Shares of cloud-data software company Domo (ticker: DOMO) faced a significant setback on Friday as a result of lowered guidance and mounting competition. This led to an analyst downgrading the stock and caused a sharp decline in premarket trading.

Revised Guidance Disappoints Investors

While Domo reported a narrower-than-expected second-quarter adjusted loss, their third-quarter guidance fell short of analysts' forecasts. In addition, the company adjusted its revenue guidance for fiscal 2024, lowering it from a previous range of $323 million to $330 million to a new range of $316 million to $320 million. Furthermore, Domo now expects an adjusted loss between 39 cents and 47 cents per share, widening from the previous range.

Competitive Challenges and Vendor Consolidation

Citing the emergence of new competitive challenges, TD Cowen analysts downgraded Domo's stock rating from Outperform to Market Perform. They also reduced the price target from $20 to $14. The analysts attributed these changes to vendor consolidation and the company's tougher macro environment with increased budget scrutiny.

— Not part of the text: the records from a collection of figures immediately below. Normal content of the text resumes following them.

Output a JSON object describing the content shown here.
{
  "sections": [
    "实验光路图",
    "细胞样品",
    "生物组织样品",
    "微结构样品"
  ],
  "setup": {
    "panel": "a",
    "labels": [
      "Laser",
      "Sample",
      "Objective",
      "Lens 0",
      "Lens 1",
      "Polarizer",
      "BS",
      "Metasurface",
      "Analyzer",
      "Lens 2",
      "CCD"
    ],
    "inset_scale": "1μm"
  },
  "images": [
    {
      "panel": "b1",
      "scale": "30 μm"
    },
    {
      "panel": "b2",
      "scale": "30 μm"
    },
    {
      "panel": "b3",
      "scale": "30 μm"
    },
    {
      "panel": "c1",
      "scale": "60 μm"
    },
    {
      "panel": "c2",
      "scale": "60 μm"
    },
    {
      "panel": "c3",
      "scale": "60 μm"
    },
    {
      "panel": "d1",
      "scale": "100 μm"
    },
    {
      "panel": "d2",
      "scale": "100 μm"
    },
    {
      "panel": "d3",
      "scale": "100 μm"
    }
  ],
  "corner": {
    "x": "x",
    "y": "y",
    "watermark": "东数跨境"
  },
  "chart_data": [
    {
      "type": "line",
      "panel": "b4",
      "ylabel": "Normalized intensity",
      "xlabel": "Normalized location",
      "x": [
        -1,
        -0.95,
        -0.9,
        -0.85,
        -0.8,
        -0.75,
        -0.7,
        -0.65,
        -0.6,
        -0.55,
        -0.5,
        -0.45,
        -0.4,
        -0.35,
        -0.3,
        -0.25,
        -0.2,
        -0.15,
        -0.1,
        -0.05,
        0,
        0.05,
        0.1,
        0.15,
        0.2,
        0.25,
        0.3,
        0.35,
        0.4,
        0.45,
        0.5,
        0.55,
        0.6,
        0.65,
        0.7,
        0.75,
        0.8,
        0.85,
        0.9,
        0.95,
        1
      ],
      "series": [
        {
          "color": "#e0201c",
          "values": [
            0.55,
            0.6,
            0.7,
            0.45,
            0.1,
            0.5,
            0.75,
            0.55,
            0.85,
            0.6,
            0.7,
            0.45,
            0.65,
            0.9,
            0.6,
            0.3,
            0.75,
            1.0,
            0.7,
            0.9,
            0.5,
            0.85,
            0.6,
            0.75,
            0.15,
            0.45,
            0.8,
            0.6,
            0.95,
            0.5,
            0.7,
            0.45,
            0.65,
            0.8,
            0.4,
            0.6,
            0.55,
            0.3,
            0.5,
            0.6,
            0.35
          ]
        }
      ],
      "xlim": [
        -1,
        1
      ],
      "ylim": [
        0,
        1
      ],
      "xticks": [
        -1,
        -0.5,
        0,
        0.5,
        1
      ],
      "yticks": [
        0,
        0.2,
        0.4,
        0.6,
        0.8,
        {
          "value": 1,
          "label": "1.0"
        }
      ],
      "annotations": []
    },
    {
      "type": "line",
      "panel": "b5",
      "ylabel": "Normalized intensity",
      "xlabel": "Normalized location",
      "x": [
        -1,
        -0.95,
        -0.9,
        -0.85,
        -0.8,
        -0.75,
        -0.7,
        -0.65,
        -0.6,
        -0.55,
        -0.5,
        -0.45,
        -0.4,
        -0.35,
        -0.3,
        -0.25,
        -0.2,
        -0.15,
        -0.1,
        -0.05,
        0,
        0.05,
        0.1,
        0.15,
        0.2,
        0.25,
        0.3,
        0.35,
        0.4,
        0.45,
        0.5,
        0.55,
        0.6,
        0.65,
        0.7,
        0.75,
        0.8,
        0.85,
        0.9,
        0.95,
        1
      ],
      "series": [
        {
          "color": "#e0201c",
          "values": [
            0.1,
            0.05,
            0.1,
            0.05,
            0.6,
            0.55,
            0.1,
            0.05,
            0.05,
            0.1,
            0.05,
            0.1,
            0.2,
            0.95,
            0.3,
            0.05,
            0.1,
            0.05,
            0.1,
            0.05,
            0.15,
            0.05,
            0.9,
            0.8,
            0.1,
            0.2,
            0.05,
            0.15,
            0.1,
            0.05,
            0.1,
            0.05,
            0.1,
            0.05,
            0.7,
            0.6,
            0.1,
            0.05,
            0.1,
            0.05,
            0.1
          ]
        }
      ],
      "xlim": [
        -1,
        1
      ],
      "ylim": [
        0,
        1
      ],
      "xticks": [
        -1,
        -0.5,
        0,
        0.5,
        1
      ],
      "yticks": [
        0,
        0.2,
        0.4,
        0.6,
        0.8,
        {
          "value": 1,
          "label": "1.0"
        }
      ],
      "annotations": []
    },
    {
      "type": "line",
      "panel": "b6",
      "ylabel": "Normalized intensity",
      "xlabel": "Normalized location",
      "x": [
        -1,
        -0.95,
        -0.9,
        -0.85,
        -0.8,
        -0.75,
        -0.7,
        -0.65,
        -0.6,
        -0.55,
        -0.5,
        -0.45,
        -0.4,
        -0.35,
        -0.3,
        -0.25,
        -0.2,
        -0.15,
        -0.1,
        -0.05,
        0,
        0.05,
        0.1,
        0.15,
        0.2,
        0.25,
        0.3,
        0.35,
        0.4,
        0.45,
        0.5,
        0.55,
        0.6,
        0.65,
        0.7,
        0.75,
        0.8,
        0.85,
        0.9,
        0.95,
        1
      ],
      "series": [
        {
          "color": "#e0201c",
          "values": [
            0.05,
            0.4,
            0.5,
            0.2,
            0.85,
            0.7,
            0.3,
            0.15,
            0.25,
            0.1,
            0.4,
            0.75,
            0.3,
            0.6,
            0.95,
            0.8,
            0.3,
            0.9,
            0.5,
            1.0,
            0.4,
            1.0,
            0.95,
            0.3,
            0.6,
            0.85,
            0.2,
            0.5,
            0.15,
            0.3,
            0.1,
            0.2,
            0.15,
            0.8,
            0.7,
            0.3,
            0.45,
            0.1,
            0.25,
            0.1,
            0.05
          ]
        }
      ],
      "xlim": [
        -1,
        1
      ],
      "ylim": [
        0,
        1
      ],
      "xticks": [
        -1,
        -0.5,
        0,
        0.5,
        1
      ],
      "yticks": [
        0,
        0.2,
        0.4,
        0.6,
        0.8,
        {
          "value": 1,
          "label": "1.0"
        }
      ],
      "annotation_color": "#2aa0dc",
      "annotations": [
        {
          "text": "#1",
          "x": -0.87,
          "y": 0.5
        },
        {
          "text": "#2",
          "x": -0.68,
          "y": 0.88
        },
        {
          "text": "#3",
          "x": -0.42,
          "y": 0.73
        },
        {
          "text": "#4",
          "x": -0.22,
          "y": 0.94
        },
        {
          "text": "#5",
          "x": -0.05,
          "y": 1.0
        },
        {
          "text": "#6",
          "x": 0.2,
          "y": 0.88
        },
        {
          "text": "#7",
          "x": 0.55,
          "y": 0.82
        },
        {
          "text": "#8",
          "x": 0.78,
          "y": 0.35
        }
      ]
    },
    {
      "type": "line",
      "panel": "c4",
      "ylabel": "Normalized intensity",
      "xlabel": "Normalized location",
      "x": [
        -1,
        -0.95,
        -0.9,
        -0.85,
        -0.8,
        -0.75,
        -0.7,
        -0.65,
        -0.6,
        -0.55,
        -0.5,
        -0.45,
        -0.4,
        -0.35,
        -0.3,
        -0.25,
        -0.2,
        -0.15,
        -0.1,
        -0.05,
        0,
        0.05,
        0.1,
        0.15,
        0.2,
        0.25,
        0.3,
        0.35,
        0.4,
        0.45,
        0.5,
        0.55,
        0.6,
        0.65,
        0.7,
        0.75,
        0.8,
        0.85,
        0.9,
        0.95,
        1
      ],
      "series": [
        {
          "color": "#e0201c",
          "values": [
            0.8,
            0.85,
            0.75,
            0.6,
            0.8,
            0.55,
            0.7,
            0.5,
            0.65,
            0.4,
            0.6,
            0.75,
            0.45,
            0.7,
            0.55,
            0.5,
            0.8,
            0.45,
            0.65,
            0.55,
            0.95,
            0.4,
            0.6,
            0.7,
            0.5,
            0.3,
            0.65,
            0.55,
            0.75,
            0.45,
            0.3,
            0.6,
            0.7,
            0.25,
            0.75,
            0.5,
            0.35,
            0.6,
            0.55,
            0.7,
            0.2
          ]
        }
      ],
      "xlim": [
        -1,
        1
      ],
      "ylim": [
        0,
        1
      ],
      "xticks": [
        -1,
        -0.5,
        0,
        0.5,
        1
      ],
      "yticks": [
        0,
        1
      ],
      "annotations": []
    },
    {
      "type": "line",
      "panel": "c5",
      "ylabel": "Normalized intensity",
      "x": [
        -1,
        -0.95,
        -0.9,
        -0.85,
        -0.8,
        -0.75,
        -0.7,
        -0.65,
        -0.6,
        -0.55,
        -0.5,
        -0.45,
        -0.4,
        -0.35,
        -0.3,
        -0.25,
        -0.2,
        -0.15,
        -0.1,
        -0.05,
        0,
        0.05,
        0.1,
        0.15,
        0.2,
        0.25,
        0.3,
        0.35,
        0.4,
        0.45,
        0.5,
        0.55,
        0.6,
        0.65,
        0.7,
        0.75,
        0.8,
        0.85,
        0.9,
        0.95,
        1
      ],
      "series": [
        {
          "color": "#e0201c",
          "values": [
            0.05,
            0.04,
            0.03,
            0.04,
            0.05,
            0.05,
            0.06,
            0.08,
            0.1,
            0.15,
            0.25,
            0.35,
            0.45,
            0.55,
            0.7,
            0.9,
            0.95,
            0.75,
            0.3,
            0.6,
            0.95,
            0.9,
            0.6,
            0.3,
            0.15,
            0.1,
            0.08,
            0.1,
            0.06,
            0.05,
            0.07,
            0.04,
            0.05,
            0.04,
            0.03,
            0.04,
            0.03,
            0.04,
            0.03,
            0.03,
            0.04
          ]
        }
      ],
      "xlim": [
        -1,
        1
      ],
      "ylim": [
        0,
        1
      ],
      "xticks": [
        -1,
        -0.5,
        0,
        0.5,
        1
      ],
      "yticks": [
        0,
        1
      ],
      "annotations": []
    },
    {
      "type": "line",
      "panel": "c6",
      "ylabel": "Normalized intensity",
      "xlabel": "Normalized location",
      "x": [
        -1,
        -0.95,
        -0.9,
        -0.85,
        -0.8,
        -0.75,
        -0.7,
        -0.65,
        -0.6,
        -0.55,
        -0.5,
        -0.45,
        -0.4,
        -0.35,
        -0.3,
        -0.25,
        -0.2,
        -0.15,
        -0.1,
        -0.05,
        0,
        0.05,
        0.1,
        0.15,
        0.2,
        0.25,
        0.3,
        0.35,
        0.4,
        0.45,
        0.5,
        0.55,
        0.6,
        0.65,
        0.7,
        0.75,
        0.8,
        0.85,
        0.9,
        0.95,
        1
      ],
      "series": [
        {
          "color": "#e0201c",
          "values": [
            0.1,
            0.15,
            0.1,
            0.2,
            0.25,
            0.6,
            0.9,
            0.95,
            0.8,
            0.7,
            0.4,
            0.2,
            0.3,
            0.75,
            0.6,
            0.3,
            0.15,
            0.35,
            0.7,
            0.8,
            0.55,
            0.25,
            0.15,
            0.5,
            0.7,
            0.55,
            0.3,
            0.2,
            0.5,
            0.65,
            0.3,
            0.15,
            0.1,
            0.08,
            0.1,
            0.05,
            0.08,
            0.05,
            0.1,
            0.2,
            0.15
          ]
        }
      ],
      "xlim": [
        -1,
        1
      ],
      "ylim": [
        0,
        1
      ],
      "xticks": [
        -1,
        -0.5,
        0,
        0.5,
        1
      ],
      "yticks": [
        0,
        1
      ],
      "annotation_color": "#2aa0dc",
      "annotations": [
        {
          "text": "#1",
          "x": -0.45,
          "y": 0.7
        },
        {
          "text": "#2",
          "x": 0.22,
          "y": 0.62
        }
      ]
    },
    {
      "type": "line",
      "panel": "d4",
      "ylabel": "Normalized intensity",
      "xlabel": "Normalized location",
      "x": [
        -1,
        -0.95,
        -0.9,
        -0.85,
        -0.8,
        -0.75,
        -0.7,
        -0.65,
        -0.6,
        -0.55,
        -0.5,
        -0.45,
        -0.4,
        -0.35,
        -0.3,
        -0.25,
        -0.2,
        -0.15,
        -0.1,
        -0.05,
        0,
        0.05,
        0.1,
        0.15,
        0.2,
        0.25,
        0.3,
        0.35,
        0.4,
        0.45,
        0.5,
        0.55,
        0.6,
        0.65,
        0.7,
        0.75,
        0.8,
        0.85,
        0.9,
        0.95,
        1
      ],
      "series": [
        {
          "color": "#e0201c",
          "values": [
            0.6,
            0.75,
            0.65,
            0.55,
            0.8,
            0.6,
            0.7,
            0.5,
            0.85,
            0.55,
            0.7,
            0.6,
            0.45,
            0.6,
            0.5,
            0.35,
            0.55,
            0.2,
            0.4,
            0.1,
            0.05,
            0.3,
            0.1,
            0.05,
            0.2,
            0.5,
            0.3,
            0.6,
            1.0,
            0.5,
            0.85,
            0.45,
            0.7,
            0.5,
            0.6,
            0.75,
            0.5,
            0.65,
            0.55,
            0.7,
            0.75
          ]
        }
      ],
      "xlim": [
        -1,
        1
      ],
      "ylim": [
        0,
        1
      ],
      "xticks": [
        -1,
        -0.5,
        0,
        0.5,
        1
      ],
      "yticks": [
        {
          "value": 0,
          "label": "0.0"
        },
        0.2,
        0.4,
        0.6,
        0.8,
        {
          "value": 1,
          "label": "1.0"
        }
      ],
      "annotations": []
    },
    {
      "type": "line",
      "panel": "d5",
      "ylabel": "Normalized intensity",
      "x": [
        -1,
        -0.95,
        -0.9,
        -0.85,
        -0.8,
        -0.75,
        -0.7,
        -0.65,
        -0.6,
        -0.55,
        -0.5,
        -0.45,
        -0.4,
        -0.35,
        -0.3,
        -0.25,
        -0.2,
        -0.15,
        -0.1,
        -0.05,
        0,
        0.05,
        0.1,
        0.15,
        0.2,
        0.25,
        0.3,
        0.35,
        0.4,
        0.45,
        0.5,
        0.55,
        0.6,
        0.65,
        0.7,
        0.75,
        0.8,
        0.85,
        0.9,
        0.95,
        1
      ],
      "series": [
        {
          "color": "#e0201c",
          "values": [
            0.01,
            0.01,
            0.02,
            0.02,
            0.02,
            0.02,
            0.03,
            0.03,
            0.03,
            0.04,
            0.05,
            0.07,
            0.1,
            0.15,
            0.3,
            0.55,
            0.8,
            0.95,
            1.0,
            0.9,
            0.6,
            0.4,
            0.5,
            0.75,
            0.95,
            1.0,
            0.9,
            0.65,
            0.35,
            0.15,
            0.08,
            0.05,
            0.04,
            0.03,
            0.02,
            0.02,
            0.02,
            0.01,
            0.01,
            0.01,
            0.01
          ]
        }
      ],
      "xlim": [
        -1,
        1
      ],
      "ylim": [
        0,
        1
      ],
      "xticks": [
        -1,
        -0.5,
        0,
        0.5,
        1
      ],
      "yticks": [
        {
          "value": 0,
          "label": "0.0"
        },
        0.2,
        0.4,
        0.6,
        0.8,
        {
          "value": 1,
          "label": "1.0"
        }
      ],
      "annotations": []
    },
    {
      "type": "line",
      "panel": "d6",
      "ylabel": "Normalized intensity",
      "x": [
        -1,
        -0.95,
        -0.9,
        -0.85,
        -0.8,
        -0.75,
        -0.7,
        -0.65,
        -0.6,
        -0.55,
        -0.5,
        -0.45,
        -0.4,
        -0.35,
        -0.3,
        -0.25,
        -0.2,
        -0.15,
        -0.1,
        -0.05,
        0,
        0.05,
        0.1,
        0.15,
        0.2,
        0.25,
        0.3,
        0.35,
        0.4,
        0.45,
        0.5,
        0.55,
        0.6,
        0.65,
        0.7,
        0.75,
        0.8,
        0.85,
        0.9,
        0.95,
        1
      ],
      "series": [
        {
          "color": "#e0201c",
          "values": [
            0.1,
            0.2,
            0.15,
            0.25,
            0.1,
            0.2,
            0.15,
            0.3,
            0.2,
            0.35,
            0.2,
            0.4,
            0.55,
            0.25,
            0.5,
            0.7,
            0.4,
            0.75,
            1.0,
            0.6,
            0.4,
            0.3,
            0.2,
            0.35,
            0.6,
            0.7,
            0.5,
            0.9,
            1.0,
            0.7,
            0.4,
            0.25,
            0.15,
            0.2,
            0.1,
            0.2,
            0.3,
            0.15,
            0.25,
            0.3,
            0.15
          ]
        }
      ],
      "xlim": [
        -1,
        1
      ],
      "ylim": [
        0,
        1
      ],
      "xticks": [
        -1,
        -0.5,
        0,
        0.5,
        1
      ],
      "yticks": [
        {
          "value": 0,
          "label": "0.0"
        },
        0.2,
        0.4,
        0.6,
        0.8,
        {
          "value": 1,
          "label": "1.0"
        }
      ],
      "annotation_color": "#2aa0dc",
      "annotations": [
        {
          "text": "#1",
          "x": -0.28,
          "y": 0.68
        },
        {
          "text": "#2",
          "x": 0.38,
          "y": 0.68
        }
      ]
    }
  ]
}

Domo's management revealed that some enterprise and potential customers are seeking to consolidate their separate business intelligence tools as a cost-cutting measure. The competition, believed to primarily refer to Microsoft (MSFT), is also causing concern as Domo expects a loss of clients from a group of large customers in the second half of the year.

Furthermore, management acknowledged that although they have been successfully building new sales teams and experiencing low attrition rates, productivity levels are not reaching historical levels. Analysts suspect that this decline in productivity might be linked to competition from Microsoft.

Overall, Domo faces multiple challenges ahead as it navigates heightened competition and adjusts its revenue projections. Investors will be closely monitoring the company's performance in the coming months.